ジョージ・ベンソン George Bensonの《ブリージン》Breezin'

 ジョージ・ベンソンを知ったのは、パソコンテレビのGyao(https://gyao.yahoo.co.jp/)でのライブ映像だった。乗りまくってギターを弾き、男性的な美声で歌っているさまに、会場の観客は熱狂していた。このアルバムの主題曲 Breezin'ブリージンの映像はYouTubeで流れているのを見た。弾き終わったときのベンソンの陶酔も見ものだった。
 ただ、このアルバムの良さを本当に知ったのは、e-onkyo(http://www.e-onkyo.com/music/)でmqa版のハイレゾで聴いてからだった。すべての霧が晴れて、隔てている膜が除かれ、ベンソンが目の前でエレキギターを弾き、歌っているのを感じた。伴奏の電子ピアノやドラムのリズムも、輪郭がくっきりするほど分離しており、臨場感がすばらしい。ライブの会場にいるようなものだ。マスカレード This Masqueradeの歌声は最高だし、シックス・トゥ・フォー Six To Fourでのエレキギターのうなりは、ファンを悩殺するに違いない。

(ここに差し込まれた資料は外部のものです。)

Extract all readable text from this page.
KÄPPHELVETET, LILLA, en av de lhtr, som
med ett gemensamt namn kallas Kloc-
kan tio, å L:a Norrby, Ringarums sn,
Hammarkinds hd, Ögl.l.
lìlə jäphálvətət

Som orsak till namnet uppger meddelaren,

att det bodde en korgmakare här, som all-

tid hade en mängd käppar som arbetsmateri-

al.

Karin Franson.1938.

 私の主張 Affirmationは、ギター演奏の魅力を前面に出し、叙情性とポップなリズムが融合したもの。これが愛なの? So This is Loveでは、恋のやるせなさを演出し、愛するレディ Ladyのひたむきな献身を感じさせる響きで、最高のひとときは幕を閉じる。ベンソンの魅力は音との一体感で生じるのであり、だからこそ、最高の音質で聴きたいものである。